Implanted Cardioverter Defibrillator (ICD)

If your heart condition has a high risk of you developing a life-threatening arrhythmia (VT or VF) you may benefit with having an Implanted Defibrillator (ICD). An ICD is similar to a permanent pacemaker and has the added ability to apply a series of electrical shocks to restart the heart should VT or VF occur. An ICD consists of a "pulse generator" and one or more "ICD leads" that connect the pulse generator to the heart. 

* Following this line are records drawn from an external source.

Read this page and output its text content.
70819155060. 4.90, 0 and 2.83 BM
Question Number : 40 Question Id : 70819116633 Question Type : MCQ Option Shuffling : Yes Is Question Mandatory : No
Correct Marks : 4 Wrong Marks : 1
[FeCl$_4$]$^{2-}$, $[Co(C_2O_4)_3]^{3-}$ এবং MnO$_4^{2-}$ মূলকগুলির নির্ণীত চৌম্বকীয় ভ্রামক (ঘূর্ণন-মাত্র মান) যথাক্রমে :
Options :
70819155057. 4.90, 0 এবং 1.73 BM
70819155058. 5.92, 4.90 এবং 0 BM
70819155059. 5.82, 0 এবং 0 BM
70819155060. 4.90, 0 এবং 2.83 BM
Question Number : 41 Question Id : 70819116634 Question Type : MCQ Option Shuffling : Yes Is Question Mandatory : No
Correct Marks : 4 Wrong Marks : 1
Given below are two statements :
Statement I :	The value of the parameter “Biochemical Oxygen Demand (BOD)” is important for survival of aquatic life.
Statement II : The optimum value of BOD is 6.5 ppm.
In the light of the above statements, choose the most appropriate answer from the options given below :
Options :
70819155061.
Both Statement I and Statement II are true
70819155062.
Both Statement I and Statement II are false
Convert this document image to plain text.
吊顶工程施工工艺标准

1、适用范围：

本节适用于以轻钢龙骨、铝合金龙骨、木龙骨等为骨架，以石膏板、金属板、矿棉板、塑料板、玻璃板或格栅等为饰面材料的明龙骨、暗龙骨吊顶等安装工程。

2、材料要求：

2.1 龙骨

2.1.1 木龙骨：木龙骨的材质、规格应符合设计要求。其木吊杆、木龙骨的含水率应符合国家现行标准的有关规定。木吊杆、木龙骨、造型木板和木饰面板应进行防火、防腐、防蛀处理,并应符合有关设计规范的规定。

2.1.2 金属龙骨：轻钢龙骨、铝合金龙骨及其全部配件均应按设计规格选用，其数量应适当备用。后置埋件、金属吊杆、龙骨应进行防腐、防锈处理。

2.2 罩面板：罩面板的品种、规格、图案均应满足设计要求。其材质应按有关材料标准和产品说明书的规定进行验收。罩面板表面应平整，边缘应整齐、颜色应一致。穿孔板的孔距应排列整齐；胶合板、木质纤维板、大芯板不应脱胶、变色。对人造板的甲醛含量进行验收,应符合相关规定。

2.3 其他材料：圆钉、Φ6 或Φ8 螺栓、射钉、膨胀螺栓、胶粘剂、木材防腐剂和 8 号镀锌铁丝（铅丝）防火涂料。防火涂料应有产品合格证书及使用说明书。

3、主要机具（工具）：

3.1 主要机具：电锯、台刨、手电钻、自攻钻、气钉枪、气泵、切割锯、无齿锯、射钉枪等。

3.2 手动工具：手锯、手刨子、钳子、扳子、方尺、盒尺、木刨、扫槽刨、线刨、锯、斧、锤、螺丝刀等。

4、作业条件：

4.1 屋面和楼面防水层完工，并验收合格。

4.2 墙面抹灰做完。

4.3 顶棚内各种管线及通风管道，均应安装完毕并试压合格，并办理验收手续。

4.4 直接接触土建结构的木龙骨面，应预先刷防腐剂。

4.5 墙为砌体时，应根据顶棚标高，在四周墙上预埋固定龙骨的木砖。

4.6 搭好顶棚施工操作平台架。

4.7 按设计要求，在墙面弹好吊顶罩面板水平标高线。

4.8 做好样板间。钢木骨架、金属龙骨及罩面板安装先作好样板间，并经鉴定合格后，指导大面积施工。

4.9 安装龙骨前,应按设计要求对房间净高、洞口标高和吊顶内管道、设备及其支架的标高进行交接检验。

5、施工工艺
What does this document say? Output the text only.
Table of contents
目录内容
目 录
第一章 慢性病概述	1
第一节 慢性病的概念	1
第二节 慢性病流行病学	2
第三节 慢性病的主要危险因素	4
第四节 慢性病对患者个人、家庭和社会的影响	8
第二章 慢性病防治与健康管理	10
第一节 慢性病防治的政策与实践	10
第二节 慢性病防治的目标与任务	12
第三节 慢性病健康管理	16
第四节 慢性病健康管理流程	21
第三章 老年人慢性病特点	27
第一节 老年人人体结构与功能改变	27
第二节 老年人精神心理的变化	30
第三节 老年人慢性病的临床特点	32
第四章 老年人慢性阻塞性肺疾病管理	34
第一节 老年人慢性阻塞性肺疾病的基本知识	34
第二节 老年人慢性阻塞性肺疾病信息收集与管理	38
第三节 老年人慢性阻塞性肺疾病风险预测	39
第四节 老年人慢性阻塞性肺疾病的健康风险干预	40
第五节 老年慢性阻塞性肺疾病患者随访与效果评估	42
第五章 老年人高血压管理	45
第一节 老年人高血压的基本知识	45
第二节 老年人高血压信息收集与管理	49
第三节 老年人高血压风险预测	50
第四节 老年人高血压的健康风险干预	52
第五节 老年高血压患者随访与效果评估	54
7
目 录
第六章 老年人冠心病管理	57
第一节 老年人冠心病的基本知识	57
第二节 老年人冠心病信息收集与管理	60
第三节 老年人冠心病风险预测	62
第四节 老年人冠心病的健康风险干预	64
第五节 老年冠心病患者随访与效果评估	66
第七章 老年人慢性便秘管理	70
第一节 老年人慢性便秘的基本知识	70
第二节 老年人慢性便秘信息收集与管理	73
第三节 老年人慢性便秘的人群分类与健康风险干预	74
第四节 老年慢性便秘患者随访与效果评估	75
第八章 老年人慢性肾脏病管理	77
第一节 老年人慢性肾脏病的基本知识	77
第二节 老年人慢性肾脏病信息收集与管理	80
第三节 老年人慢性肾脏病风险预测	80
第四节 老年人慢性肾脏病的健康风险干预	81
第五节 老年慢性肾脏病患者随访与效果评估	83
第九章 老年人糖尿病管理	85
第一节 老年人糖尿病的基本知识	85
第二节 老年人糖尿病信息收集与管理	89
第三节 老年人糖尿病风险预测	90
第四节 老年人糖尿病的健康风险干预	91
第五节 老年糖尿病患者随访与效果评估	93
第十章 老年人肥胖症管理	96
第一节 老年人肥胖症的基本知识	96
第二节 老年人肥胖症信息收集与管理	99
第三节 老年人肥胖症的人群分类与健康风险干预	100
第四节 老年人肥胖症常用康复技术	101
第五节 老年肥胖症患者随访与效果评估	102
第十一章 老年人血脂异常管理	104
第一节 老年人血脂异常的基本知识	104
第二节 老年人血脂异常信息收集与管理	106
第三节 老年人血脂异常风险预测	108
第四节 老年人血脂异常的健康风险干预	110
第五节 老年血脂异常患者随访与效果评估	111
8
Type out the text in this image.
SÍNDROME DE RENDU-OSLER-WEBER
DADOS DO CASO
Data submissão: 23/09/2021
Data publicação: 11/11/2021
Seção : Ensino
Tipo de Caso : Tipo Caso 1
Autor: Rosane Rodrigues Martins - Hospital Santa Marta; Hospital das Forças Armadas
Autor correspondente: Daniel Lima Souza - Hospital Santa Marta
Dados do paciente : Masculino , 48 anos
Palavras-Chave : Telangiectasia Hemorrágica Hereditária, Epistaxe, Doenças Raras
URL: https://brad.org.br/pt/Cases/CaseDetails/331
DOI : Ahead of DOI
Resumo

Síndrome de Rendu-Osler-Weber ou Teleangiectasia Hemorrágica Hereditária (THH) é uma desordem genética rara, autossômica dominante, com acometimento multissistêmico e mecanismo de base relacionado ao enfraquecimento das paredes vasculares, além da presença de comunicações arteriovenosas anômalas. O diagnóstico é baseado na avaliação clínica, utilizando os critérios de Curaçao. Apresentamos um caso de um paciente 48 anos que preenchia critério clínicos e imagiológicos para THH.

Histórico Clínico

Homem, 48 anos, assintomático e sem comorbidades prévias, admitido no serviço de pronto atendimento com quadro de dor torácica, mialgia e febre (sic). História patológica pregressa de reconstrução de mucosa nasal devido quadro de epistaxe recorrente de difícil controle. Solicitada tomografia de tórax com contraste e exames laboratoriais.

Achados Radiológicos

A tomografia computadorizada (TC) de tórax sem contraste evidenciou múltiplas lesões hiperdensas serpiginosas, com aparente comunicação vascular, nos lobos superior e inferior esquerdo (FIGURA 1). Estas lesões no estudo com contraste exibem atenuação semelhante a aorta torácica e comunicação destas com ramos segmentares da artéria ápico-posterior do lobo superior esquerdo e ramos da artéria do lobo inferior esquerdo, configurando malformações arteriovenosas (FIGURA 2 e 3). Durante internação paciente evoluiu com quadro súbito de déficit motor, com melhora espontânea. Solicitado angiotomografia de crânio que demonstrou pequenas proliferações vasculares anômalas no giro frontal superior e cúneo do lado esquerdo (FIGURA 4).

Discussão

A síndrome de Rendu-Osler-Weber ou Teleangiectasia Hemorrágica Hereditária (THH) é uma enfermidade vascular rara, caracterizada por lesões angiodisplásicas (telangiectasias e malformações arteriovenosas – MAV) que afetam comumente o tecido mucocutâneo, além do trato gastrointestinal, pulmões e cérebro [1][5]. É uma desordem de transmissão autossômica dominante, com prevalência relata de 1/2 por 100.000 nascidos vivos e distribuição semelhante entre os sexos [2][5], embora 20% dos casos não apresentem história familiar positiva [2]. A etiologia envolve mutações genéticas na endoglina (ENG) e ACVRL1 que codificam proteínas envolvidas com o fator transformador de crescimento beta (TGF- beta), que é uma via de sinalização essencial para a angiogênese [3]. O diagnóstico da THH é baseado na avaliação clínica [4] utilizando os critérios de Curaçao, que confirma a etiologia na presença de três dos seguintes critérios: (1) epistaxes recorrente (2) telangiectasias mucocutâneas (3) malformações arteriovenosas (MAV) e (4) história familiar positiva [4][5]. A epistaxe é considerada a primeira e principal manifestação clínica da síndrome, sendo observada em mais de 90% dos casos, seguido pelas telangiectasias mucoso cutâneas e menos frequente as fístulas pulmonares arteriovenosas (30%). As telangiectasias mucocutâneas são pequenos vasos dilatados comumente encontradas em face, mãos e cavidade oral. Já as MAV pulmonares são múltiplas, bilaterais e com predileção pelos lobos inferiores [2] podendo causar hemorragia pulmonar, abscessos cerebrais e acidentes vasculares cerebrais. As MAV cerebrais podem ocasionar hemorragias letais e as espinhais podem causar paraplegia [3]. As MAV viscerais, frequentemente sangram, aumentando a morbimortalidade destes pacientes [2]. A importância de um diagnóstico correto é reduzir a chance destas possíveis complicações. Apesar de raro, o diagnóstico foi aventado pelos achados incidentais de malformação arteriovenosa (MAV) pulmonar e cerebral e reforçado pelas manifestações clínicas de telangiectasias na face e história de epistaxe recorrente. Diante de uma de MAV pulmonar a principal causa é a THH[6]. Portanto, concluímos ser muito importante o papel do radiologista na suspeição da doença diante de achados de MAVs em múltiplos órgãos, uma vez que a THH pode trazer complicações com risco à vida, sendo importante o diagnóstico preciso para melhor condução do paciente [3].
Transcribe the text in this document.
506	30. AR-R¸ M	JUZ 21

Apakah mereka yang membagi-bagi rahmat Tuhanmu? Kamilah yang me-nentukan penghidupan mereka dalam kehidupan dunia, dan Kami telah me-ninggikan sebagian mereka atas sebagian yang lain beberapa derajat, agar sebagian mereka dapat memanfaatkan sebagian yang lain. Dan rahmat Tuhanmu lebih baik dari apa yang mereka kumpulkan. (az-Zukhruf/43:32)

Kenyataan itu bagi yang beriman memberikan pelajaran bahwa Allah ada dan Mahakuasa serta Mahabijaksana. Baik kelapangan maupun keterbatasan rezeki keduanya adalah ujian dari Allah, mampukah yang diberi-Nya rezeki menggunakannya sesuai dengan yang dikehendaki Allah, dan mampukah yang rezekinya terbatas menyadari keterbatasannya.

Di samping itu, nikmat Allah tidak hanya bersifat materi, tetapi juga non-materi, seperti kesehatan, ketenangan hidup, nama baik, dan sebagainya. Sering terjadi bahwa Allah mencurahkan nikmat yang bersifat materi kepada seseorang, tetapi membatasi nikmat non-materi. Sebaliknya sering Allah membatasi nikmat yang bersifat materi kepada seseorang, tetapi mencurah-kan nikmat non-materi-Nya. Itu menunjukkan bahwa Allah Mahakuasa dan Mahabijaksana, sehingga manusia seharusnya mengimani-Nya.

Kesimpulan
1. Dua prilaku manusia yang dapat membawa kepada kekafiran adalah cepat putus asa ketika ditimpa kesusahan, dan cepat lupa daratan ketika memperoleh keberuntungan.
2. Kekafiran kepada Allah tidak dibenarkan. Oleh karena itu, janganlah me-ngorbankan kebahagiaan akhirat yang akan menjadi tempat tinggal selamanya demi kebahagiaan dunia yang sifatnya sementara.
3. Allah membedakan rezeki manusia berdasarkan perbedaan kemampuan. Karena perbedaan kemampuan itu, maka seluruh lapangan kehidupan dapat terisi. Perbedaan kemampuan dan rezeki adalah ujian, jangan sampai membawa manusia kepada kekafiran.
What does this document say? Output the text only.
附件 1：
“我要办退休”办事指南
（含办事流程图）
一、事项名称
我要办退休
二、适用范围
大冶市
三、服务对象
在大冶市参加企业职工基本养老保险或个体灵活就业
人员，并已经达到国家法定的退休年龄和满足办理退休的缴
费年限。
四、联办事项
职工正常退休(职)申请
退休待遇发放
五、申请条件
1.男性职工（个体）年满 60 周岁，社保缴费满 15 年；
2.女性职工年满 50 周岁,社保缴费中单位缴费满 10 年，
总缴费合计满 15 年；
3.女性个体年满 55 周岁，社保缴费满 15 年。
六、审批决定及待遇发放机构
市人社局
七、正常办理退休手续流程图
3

The ICD is able to detect the electrical activity from your heart and monitor your heart rate and rhythm. When the ICD recognises that your heart rhythm is either VT or VF it will automatically deliver a series of electrical shocks to restore your heart rhythm to normal. If your heart rate becomes too slow, your ICD will also act as a pacemaker and will apply a small electrical impulse to maintain your heart rate at an acceptable level.

Performing the procedure

Your implanting cardiologist will perform the procedure in a Cath Lab (“Catheterisation Suite” or “Angiography Suite”). A general anaesthetic is often recommended to maintain your comfort.

An incision is made just below one of your collar bones. A needle puncture is then made into the vein (Subclavian vein) behind the collar bone. Through this needle puncture, one or more ICD leads are passed into the heart and attached inside once a satisfactory position has been achieved. The free end of the leads are then connected to the pulse generator and the wound sutured closed. After the procedure, you will stay in hospital overnight for monitoring in the Cardiac Care Unit.

Regular follow up of the ICD is then required to ensure it is functioning as expected and to monitor the battery life. Depending on the type of ICD and the frequency of impulses, your ICD battery could last as long as 10 years before needing replacement. Appointments will be made for you to attend our Consulting Rooms for your ICD checks. Initially this will be about 4 weeks after the ICD was implanted. Subsequent checks are performed every 6-12 months, but more frequently, if necessary, as determined by your Cardiologist. These ICD checks are conducted by a qualified technician and supervised by a Cardiologist present at the time.

Your ICD may have remote monitoring capabilities, allowing monitoring of your ICD from your own home. This can provide your Cardiologist with important information about your ICD, without the need for you to attend our rooms. This service is especially helpful for those patients who live far away or have difficulty in travelling.